Love, As Always, Pete

The Weekly Letters, by A. Pedersen Wood

August 7, 2020

Dear Everyone:

What a wonderful idea!  I mean replacing the old “desk” in my bedroom with a much larger “conference / training” table.

“Jeannie” came down to my place last Saturday to help me put the whole thing together.  Technically, we’ve both been sheltering in place and have neither of us exhibited any Covid-19 symptoms in the last five months.  Of course, we could both be asymptomatic carriers, but it seemed unlikely.  We decided to chance seeing each other in the same space at the same time.

Naturally, we opted to go to lunch first.  After all, “Jeannie” arrived around “noon-ish” and we were both hungry.  I had seen signs advertising that a local restaurant had apparently changed its name and was hoping to attract possible customers.  It is actually part of a local golf course, and honestly does most of its business in hosting large parties such as wedding receptions, corporate lunches and the like.  Not that there is much of that going on these days.

But it meant that the restaurant would have access to a large outdoor space, as it did.  We ordered hamburgers, which neither of us had enjoyed in many months.  The fact that the meals arrived in cardboard boxes generally used to take home “leftovers” did not detract from how delicious it was to eat something that did not come straight out of a microwave oven.

Back at my place, “Jeannie” enthusiastically opened both cartons to reveal the large, 60-inch-by-26-inch table top, four legs, four casters, four square metal plates, and several plastic bags filled with numerous screws.  Also a page of “instructions” that consisted mainly of diagrams meant to give a clue as to which screws went where.

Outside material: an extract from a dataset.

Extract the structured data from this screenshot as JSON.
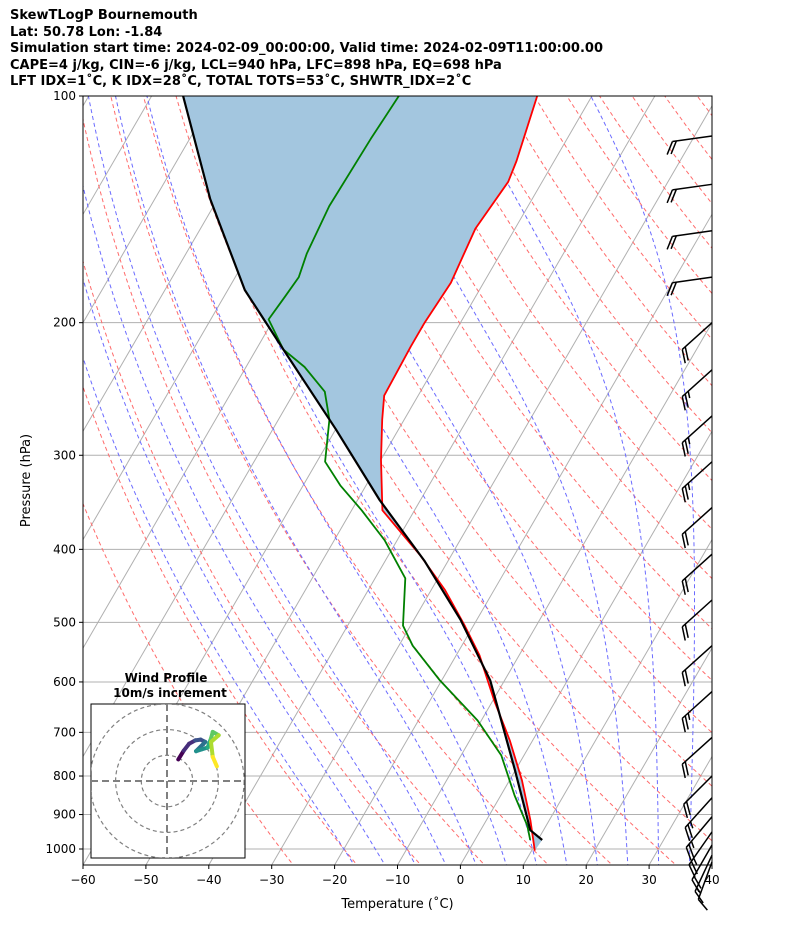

I suggested that it would be a good idea to remove the old desk before starting in on the table.  We manhandled the desk out of the bedroom and into the dining room, near the front door.  I have a small, collapsible hand truck that we could use to escort the old desk out to a space in front of the dumpster enclosure.

We could have placed the desk inside the enclosure, but it would have blocked anyone trying to reach either the recycle bin or the actual garbage dumpster.  In any case, I had seen plenty of instances where other residents had placed unwanted furniture in front of the enclosure as a sign that such things were available for adoption, should anyone desire to avail themselves of the opportunity.

That cleared the space in the bedroom, in front of the windows, for the new arrival.

I pulled my tool bag from the outdoor closet.  The bag contains many useful objects, including multiple screwdrivers of various sizes and denominations and a pair of pliers.  The pliers allowed me to fasten the casters to what we presumed to be the bottoms of the table legs.

The screwdrivers were used to attach each leg to a metal plate.  Then we placed the table top face down on top of the bed.  This allowed us to screw the metal plates into the prefabricated holes on the underside of the table.  After that, it was a simple matter of leveraging the table off the bed and down onto the floor.  And it happily rolled into its new home.

While I was waiting for the table to arrive, I had also purchased a couple of little 2-drawer storage chests, each slightly over 12 inches in any direction.  I had already assembled one of them and taken it for a “test drive” on top of the old desk.  After “Jeannie” left, I put the second set together.

With one cube on each end of the table, I had four small drawers to corral all those small things that one can’t live without in a bedroom.  Later, I added a “wooden” shelf across the tops of both cubes to act as a bridge.  And a “hutch” was born.

All in all, it is a very satisfactory assembly.  And I have so much more space to use than before!  Moreover, moving the total thing away from the windows and back again is a breeze.  Add to that, it is no longer necessary to raise-and-lower the chair all the time.

As for the old desk, Monday morning I heard a clattering noise outside.  When I looked out the window, the Association “Porter” (i.e., janitor) was busily attending to the desk.  Wielding only a hammer, he disassembled the entire thing and popped the resulting pieces into the dumpster in less than a quarter-hour.  And that was that.